Van Gogh had a tough life, no doubt, but so do we—all different yet all the same. If there is one thing I’ve learned, it would be this: nothing easy is worth having. Comfort is nice, but nothing grows in a comfort zone. If I had stayed in my comfort zone, writing in my diary for myself, not daring to have a voice and share my stories, you wouldn’t be reading this, and I wouldn’t have been of any benefit.
“If I am worth anything later, I am worth something now. For wheat is wheat, even if people think it is a grass in the beginning.”
Unfortunately, Van Gogh’s genius was not acknowledged during his lifetime—only after his death. It doesn’t make it any less, though. Consequently, I keep reminding myself to do good with whatever I have and give my best even when I am not validated. Trust me, I know how hard it can be. Self-motivation is the hardest thing we, humans, have time after time.
“So often, a visit to a bookshop has cheered me and reminded me that there are good things in the world.”
If you ask anyone who knows me, even a distant acquaintance, to tell you what’s the one thing that reminds them of me, most would answer “books.” Van Gogh had a way with words too. His collection of heartfelt letters, mostly to his brother Theo, could be easily considered a masterpiece of its own. And let me tell you from experience, only avid readers can write like this.
“Your profession is not what brings home your weekly paycheck, your profession is what you’re put here on earth to do, with such passion and such intensity that it becomes spiritual in calling.”
Like Van Gogh, most of us did not grow financially rich—some of us have been even struggling for most of our lives, stuck in jobs that suck the life out of us. However, when we find our true passion (whatever that is), start living our truth, put our heart, mind, and soul into it, only then would we find our calling—our purpose. It is not an easy venture either—believe it or not, Van Gogh tried finding it in priesthood at first. I wanted to become a nun at one point in my life (don’t ask).
“Whoever loves much, performs much, and can accomplish much, and what is done in love is done well.”

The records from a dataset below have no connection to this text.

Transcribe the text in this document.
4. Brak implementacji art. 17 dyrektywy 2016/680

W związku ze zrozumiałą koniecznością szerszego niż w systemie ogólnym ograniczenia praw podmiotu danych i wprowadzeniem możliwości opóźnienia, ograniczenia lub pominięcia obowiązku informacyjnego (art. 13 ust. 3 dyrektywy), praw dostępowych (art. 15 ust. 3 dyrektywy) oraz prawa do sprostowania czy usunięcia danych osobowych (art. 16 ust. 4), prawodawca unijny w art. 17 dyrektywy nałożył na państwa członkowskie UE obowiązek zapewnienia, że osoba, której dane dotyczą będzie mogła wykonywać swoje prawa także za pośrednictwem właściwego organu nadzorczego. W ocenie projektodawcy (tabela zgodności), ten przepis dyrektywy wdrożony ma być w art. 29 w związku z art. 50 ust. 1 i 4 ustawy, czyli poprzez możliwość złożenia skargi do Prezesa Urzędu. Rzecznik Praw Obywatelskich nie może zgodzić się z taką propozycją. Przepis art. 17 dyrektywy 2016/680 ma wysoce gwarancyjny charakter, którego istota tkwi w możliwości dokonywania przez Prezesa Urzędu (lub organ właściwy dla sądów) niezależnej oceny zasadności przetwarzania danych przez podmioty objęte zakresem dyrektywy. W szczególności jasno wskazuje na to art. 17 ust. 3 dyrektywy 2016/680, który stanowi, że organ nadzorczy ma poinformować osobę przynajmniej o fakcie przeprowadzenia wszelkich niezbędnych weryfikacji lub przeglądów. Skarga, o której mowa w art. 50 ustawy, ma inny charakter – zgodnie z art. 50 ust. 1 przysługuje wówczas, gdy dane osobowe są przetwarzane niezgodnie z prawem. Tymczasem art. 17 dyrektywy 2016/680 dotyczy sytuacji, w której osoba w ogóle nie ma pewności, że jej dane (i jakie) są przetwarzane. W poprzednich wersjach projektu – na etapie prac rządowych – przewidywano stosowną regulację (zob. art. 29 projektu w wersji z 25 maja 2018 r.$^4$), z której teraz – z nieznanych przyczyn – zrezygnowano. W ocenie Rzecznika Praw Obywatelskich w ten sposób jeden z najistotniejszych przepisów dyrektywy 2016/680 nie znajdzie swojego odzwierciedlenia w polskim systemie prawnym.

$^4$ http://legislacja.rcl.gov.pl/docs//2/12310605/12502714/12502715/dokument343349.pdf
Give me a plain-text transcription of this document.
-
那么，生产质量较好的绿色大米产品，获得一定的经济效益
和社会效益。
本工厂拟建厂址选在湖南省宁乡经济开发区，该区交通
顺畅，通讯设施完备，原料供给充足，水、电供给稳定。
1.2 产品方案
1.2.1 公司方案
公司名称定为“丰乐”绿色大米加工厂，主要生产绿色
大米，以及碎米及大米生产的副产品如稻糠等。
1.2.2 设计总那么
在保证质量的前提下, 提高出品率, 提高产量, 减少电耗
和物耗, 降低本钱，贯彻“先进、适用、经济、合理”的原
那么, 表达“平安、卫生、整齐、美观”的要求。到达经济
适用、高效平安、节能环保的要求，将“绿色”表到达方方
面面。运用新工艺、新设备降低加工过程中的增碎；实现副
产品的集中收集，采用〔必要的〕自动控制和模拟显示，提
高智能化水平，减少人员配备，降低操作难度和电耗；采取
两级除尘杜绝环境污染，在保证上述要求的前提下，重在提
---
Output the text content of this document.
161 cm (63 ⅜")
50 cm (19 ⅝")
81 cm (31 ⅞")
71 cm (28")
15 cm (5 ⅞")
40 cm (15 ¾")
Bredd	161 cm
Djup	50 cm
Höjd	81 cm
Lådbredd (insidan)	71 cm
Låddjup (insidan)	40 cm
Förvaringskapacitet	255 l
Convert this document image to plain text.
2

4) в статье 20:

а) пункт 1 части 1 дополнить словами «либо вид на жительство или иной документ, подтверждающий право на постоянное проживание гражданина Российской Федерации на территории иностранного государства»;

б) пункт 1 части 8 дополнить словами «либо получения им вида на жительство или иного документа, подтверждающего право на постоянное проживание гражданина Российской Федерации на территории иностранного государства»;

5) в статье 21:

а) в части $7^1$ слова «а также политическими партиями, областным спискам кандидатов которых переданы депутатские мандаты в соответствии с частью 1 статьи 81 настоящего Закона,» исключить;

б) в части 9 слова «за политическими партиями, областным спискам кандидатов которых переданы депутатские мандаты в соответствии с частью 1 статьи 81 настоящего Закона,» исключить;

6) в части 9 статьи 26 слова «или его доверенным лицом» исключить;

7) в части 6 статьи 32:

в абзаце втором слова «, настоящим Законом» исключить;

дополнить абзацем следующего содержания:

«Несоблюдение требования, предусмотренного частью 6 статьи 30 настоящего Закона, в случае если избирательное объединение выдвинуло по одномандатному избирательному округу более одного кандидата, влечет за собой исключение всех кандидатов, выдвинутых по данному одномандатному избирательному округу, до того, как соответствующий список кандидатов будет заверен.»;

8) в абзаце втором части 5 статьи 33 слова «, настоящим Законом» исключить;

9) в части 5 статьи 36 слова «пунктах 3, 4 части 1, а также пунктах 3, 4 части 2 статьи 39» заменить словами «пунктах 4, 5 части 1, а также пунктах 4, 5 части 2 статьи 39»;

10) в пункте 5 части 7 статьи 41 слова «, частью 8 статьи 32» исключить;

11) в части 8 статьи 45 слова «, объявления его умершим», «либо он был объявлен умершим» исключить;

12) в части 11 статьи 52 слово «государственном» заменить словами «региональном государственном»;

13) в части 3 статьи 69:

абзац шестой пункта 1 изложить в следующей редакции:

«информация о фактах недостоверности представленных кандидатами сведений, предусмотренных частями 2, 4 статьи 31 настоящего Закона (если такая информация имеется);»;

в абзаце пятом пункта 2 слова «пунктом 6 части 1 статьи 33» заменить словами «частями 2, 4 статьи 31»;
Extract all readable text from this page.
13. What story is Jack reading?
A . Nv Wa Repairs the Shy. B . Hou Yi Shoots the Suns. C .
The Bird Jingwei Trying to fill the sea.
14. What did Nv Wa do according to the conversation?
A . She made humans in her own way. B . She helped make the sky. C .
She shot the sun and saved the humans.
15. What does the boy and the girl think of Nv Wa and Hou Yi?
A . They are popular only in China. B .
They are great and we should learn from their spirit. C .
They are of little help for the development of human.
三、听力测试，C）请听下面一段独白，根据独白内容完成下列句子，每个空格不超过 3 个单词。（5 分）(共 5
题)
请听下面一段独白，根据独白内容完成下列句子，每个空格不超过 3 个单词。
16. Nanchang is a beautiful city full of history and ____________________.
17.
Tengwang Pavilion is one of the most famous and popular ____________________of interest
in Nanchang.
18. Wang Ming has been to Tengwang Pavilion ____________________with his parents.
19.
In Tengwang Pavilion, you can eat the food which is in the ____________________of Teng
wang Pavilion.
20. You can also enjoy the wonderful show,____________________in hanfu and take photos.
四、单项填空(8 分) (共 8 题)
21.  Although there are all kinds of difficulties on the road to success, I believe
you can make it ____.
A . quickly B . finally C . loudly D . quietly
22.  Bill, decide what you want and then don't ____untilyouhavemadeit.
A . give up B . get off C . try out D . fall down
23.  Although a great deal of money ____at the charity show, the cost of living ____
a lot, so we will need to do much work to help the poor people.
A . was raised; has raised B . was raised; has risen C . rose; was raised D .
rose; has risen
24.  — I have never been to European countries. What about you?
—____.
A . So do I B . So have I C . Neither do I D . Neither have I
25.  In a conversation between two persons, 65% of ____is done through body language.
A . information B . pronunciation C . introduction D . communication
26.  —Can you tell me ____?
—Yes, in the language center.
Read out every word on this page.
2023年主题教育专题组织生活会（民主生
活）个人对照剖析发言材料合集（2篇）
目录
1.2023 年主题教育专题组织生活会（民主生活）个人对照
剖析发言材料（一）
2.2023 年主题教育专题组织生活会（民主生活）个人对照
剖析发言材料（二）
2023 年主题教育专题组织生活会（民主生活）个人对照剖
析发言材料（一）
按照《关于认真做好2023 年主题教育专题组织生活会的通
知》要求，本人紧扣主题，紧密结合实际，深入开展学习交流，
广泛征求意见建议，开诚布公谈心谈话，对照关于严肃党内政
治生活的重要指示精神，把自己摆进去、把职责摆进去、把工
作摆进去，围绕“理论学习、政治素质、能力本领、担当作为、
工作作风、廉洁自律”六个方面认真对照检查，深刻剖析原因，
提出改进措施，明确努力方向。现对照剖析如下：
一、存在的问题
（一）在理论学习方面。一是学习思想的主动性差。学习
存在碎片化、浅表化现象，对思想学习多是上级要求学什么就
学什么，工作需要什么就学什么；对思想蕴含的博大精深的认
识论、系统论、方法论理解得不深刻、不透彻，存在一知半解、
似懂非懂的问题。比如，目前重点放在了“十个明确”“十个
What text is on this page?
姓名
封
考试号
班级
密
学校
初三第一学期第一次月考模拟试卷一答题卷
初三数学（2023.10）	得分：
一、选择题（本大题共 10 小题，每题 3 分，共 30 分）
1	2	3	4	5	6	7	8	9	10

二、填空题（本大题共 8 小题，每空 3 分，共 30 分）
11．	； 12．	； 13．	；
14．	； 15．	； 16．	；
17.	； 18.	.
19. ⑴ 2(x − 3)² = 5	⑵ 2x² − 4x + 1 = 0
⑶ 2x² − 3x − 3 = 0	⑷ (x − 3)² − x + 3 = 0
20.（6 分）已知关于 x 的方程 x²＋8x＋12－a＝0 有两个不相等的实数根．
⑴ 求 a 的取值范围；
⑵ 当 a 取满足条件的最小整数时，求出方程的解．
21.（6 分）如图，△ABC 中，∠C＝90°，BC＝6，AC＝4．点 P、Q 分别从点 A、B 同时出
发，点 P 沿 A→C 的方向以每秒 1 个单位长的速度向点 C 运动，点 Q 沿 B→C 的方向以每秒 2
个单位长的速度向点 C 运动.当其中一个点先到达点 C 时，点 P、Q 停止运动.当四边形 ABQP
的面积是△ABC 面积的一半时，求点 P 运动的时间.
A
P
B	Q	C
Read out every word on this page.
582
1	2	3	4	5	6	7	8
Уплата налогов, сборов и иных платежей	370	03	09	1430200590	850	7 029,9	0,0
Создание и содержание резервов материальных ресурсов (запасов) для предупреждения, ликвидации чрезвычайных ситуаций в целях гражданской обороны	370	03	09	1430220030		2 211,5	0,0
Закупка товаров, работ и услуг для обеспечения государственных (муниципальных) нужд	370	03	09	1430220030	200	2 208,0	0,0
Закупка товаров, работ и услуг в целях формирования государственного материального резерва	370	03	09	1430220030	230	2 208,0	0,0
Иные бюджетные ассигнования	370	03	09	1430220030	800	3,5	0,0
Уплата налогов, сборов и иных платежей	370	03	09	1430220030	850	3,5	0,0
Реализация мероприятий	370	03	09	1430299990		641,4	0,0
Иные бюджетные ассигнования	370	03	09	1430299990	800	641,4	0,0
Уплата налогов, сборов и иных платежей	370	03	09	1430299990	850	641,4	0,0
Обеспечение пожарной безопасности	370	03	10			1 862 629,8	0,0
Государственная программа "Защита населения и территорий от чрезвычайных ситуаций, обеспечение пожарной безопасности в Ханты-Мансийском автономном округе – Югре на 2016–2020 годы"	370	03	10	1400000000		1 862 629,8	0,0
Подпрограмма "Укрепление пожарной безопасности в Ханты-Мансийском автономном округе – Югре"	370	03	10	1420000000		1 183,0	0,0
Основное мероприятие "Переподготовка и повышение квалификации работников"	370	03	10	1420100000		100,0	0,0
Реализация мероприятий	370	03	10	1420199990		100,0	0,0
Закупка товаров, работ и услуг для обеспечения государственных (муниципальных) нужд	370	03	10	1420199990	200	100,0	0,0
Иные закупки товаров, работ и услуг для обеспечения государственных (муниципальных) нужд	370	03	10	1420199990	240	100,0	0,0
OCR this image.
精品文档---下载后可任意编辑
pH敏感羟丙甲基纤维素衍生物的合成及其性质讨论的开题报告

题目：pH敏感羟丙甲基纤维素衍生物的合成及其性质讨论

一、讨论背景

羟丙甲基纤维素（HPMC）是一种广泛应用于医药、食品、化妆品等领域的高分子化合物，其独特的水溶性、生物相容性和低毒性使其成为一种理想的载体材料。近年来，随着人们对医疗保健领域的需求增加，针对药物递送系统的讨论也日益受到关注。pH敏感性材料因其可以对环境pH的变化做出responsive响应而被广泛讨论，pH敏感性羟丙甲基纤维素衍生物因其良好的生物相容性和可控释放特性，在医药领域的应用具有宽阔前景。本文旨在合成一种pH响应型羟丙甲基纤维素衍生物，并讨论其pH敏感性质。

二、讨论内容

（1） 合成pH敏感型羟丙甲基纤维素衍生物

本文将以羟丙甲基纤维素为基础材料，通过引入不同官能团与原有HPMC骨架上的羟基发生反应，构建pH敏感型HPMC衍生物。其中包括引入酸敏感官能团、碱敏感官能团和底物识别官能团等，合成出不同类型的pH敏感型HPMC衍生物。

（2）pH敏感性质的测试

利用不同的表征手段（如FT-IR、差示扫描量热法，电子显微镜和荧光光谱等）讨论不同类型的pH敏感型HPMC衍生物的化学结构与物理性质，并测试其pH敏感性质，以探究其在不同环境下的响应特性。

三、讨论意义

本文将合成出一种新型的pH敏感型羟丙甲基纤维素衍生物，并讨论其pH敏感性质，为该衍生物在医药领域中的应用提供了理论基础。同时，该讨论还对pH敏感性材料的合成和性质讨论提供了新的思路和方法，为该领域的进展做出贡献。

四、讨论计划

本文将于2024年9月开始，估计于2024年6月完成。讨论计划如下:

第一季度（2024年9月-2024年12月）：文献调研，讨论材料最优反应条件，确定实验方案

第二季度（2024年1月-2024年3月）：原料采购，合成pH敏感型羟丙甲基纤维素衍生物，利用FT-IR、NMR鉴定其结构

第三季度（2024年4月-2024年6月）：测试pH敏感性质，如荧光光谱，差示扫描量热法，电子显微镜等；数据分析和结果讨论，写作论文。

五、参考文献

Check my bio on Elephant Journal—you’ll know what I am talking about. When I talk about love and passion, people instantly assume romance—which is beautiful, but it’s only a part of that universal force. Try cooking with love and you will see what Van Gogh was talking about. Anything we do with love can never fail, even when the end result or the benefits are not tangible and instant.
“What am I in the eyes of most people—a nonentity, an eccentric, or an unpleasant person—somebody who has no position in society and will never have; in short, the lowest of the low. All right, then—even if that were absolutely true, then I should one day like to show by my work what such an eccentric, such a nobody, has in his heart. That is my ambition, based less on resentment than on love in spite of everything, based more on a feeling of serenity than on passion. Though I am often in the depths of misery, there is still calmness, pure harmony, and music inside me. I see paintings or drawings in the poorest cottages, in the dirtiest corners. And my mind is driven toward these things with an irresistible momentum.”
Self-worth…who doesn’t struggle with that? In the movie, “Loving Vincent,” one of the characters referred to Van Gogh as the “crazy red,” while another as “mad,” and a third as “interesting man.” Perceptions might be true, at times, but are mostly just that. Today, years after his death, his talent is recognized and his artwork is worth millions and billions, although it was his heart that was priceless all along—the unappreciated and underrated human heart.
I spent hours watching videos on pointillism, thinking how our lives are built on this concept. The small things we do and those that happen day in and day out look blurry and like silly, little dots that do not make sense until we see the big picture and finally understand how connected these mishaps, joyful moments, and even plain routines, are.
They all blend and turn out to be necessary if we want to have a breathtaking masterpiece we can call “full life.”